The killing and eating of khakhua has reportedly declined among tribespeople in and near the settlements. Rupert Stasch, an anthropologist at Reed College in Portland, Oregon, who has lived among the Korowai for 16 months and studied their culture, writes in the journal Oceania that Korowai say they have "given up" killing witches partly because they were growing ambivalent about the practice and partly in reaction to several incidents with police. In one in the early '90s, Stasch writes, a Yaniruma man killed his sister's husband for being a khakhua. The police arrested the killer, an accomplice and a village head. "The police rolled them around in barrels, made them stand overnight in a leech-infested pond, and forced them to eat tobacco, chili peppers, animal feces, and unripe papaya," he writes. Word of such treatment, combined with Korowais' own ambivalence, prompted some to limit witch-killing even in places where police do not venture.

Still, the eating of khakhua persists, according to my guide, Kembaren. "Many khakhua are murdered and eaten each year," he says, citing information he says he has gained from talking to Korowai who still live in treehouses.

On our third day of trekking, after hiking from soon after sunrise to dusk, we reach Yafufla, another line of stilt huts set up by Dutch missionaries. That night, Kembaren takes me to an open hut overlooking the river, and we sit by a small campfire. Two men approach through the gloom, one in shorts, the other naked save for a necklace of prized pigs' teeth and a leaf wrapped about the tip of his penis. "That's Kilikili," Kembaren whispers, "the most notorious khakhua killer." Kilikili carries a bow and barbed arrows. His eyes are empty of expression, his lips are drawn in a grimace and he walks as soundlessly as a shadow.

The other man, who turns out to be Kilikili's brother Bailom, pulls a human skull from a bag. A jagged hole mars the forehead. "It's Bunop, the most recent khakhua he killed," Kembaren says of the skull. "Bailom used a stone ax to split the skull open to get at the brains." The guide's eyes dim. "He was one of my best porters, a cheerful young man," he says.

Bailom passes the skull to me. I don't want to touch it, but neither do I want to offend him. My blood chills at the feel of naked bone.

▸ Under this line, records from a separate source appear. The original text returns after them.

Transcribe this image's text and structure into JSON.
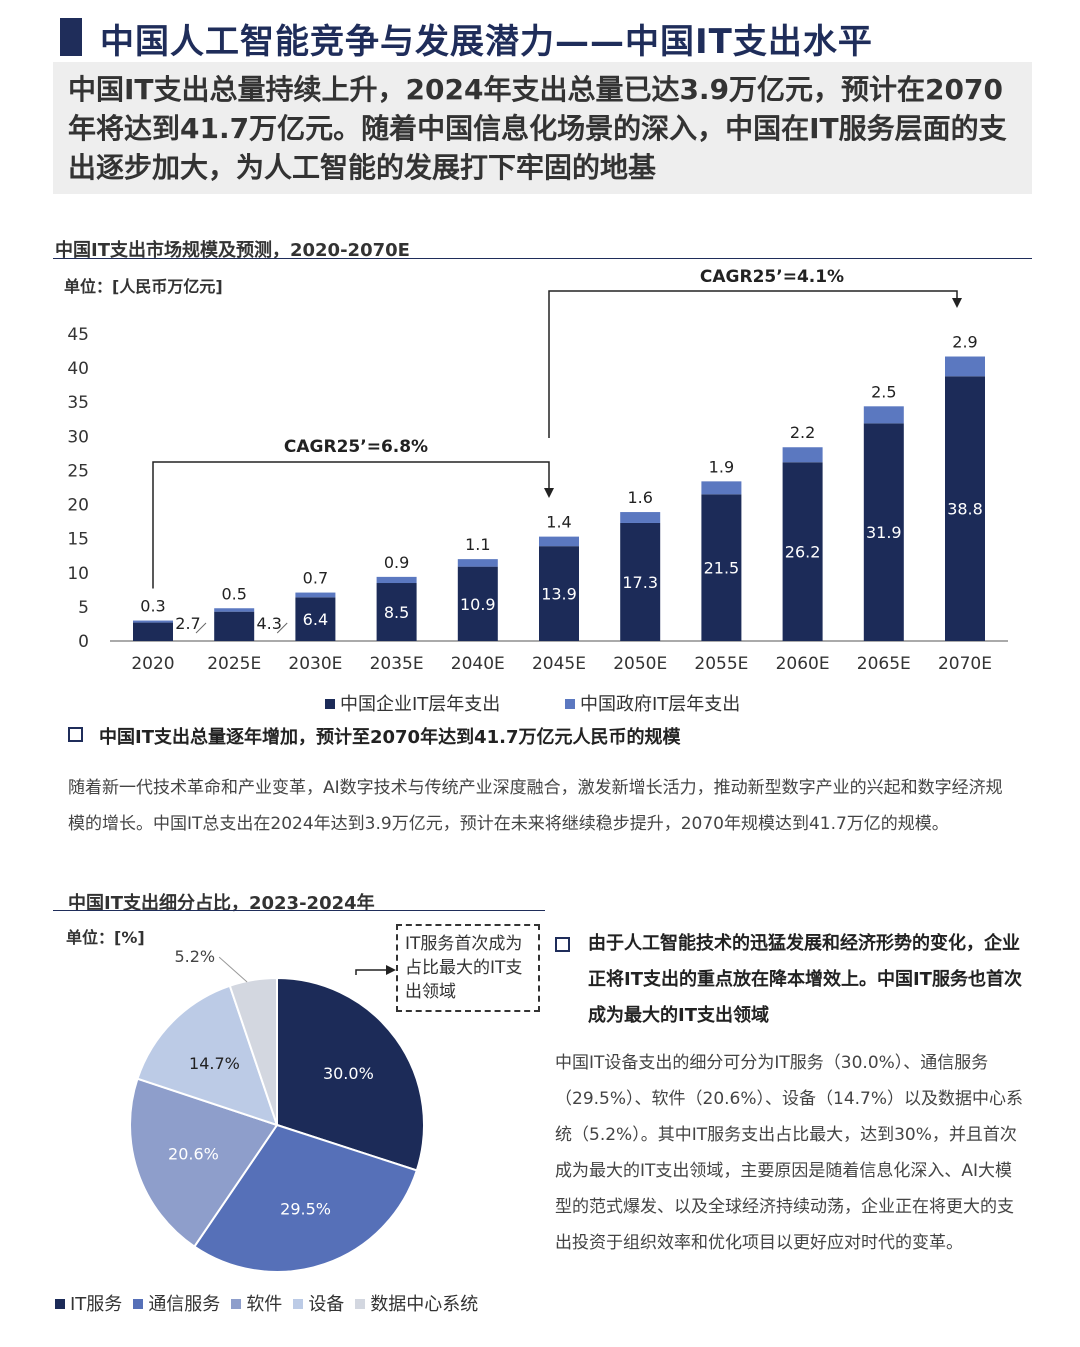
{
  "header": {
    "title": "中国人工智能竞争与发展潜力——中国IT支出水平",
    "summary": "中国IT支出总量持续上升，2024年支出总量已达3.9万亿元，预计在2070年将达到41.7万亿元。随着中国信息化场景的深入，中国在IT服务层面的支出逐步加大，为人工智能的发展打下牢固的地基"
  },
  "colors": {
    "navy": "#1f2d5a",
    "bar_enterprise": "#1c2b58",
    "bar_government": "#5b78c0",
    "pie_it_service": "#1c2b58",
    "pie_telecom": "#5670b8",
    "pie_software": "#8e9ecb",
    "pie_equipment": "#bccbe6",
    "pie_datacenter": "#d3d7e0"
  },
  "section1": {
    "title": "中国IT支出市场规模及预测，2020-2070E",
    "unit": "单位：[人民币万亿元]",
    "bullet": "中国IT支出总量逐年增加，预计至2070年达到41.7万亿元人民币的规模",
    "body": "随着新一代技术革命和产业变革，AI数字技术与传统产业深度融合，激发新增长活力，推动新型数字产业的兴起和数字经济规模的增长。中国IT总支出在2024年达到3.9万亿元，预计在未来将继续稳步提升，2070年规模达到41.7万亿的规模。"
  },
  "section2": {
    "title": "中国IT支出细分占比，2023-2024年",
    "unit": "单位：[%]",
    "callout": "IT服务首次成为占比最大的IT支出领域",
    "bullet": "由于人工智能技术的迅猛发展和经济形势的变化，企业正将IT支出的重点放在降本增效上。中国IT服务也首次成为最大的IT支出领域",
    "body": "中国IT设备支出的细分可分为IT服务（30.0%）、通信服务（29.5%）、软件（20.6%）、设备（14.7%）以及数据中心系统（5.2%）。其中IT服务支出占比最大，达到30%，并且首次成为最大的IT支出领域，主要原因是随着信息化深入、AI大模型的范式爆发、以及全球经济持续动荡，企业正在将更大的支出投资于组织效率和优化项目以更好应对时代的变革。"
  },
  "chart_data": [
    {
      "type": "bar",
      "stacked": true,
      "categories": [
        "2020",
        "2025E",
        "2030E",
        "2035E",
        "2040E",
        "2045E",
        "2050E",
        "2055E",
        "2060E",
        "2065E",
        "2070E"
      ],
      "series": [
        {
          "name": "中国企业IT层年支出",
          "values": [
            2.7,
            4.3,
            6.4,
            8.5,
            10.9,
            13.9,
            17.3,
            21.5,
            26.2,
            31.9,
            38.8
          ]
        },
        {
          "name": "中国政府IT层年支出",
          "values": [
            0.3,
            0.5,
            0.7,
            0.9,
            1.1,
            1.4,
            1.6,
            1.9,
            2.2,
            2.5,
            2.9
          ]
        }
      ],
      "y_ticks": [
        0,
        5,
        10,
        15,
        20,
        25,
        30,
        35,
        40,
        45
      ],
      "ylim": [
        0,
        45
      ],
      "annotations": [
        {
          "text": "CAGR25’=6.8%",
          "from": "2020",
          "to": "2045E"
        },
        {
          "text": "CAGR25’=4.1%",
          "from": "2045E",
          "to": "2070E"
        }
      ],
      "legend_position": "bottom"
    },
    {
      "type": "pie",
      "labels": [
        "IT服务",
        "通信服务",
        "软件",
        "设备",
        "数据中心系统"
      ],
      "values": [
        30.0,
        29.5,
        20.6,
        14.7,
        5.2
      ],
      "value_labels": [
        "30.0%",
        "29.5%",
        "20.6%",
        "14.7%",
        "5.2%"
      ],
      "legend_position": "bottom"
    }
  ]
}
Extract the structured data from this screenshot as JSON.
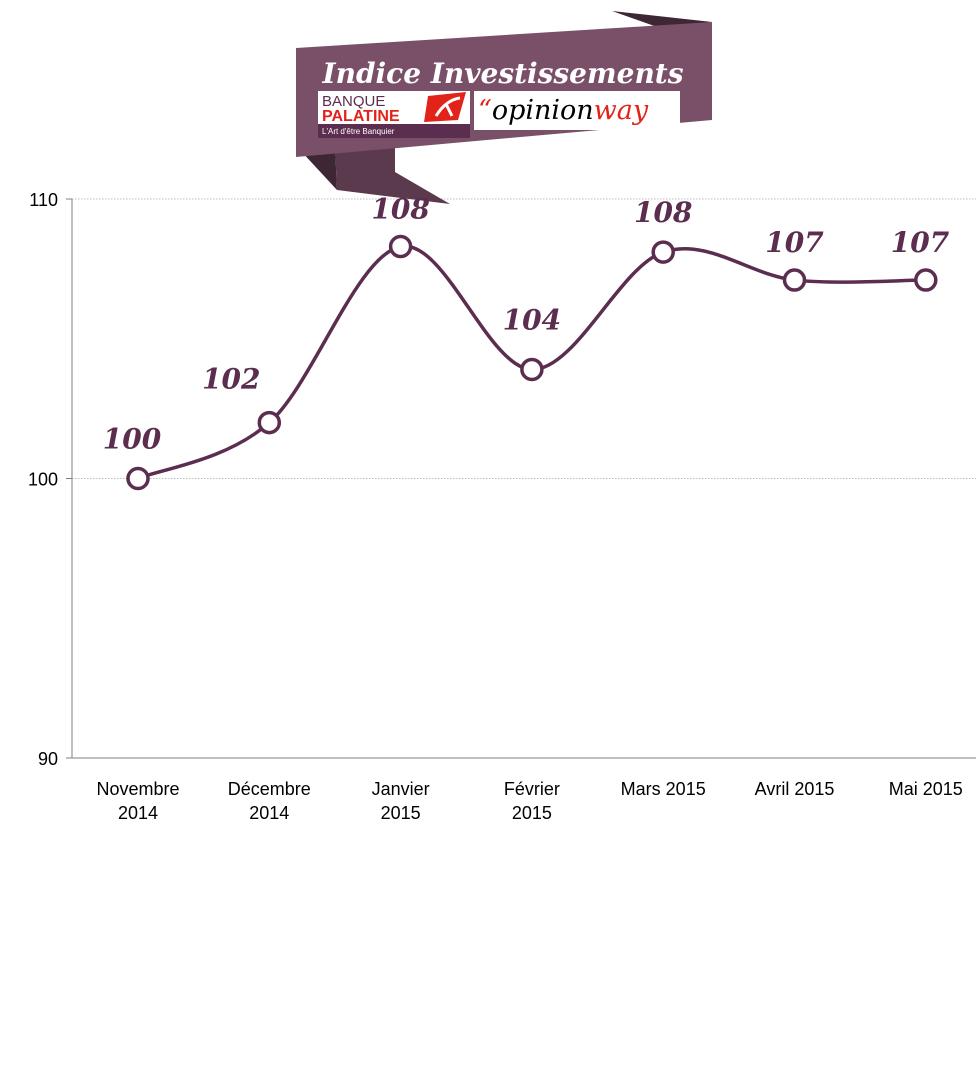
{
  "colors": {
    "line": "#5b2d4e",
    "marker_fill": "#ffffff",
    "ribbon_main": "#7a5068",
    "ribbon_dark": "#5a3a4c",
    "ribbon_fold": "#3e2635",
    "logo_red": "#e2231a",
    "grid": "#bdbdbd"
  },
  "banner": {
    "title": "Indice Investissements",
    "logo_bank_top": "BANQUE",
    "logo_bank_main": "PALATINE",
    "logo_bank_tagline": "L'Art d'être Banquier",
    "logo_ow_quote": "“",
    "logo_ow_part1": "opinion",
    "logo_ow_part2": "way"
  },
  "chart_data": {
    "type": "line",
    "categories": [
      [
        "Novembre",
        "2014"
      ],
      [
        "Décembre",
        "2014"
      ],
      [
        "Janvier",
        "2015"
      ],
      [
        "Février",
        "2015"
      ],
      [
        "Mars 2015"
      ],
      [
        "Avril 2015"
      ],
      [
        "Mai 2015"
      ]
    ],
    "values": [
      100,
      102,
      108.3,
      103.9,
      108.1,
      107.1,
      107.1
    ],
    "data_labels": [
      "100",
      "102",
      "108",
      "104",
      "108",
      "107",
      "107"
    ],
    "ylim": [
      90,
      110
    ],
    "yticks": [
      "90",
      "100",
      "110"
    ],
    "grid": true,
    "smooth": true,
    "title": "",
    "xlabel": "",
    "ylabel": ""
  }
}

I have read stories and watched documentaries about the Korowai, but as far as I know none of the reporters and filmmakers had ever gone as far upriver as we're about to go, and none I know of had ever seen a khakhua's skull.

The fire's reflection flickers on the brothers' faces as Bailom tells me how he killed the khakhua, who lived in Yafufla, two years ago. "Just before my cousin died he told me that Bunop was a khakhua and was eating him from the inside," he says, with Kembaren translating. "So we caught him, tied him up and took him to a stream, where we shot arrows into him."

Bailom says that Bunop screamed for mercy all the way, protesting that he was not a khakhua. But Bailom was unswayed. "My cousin was close to death when he told me and would not lie," Bailom says.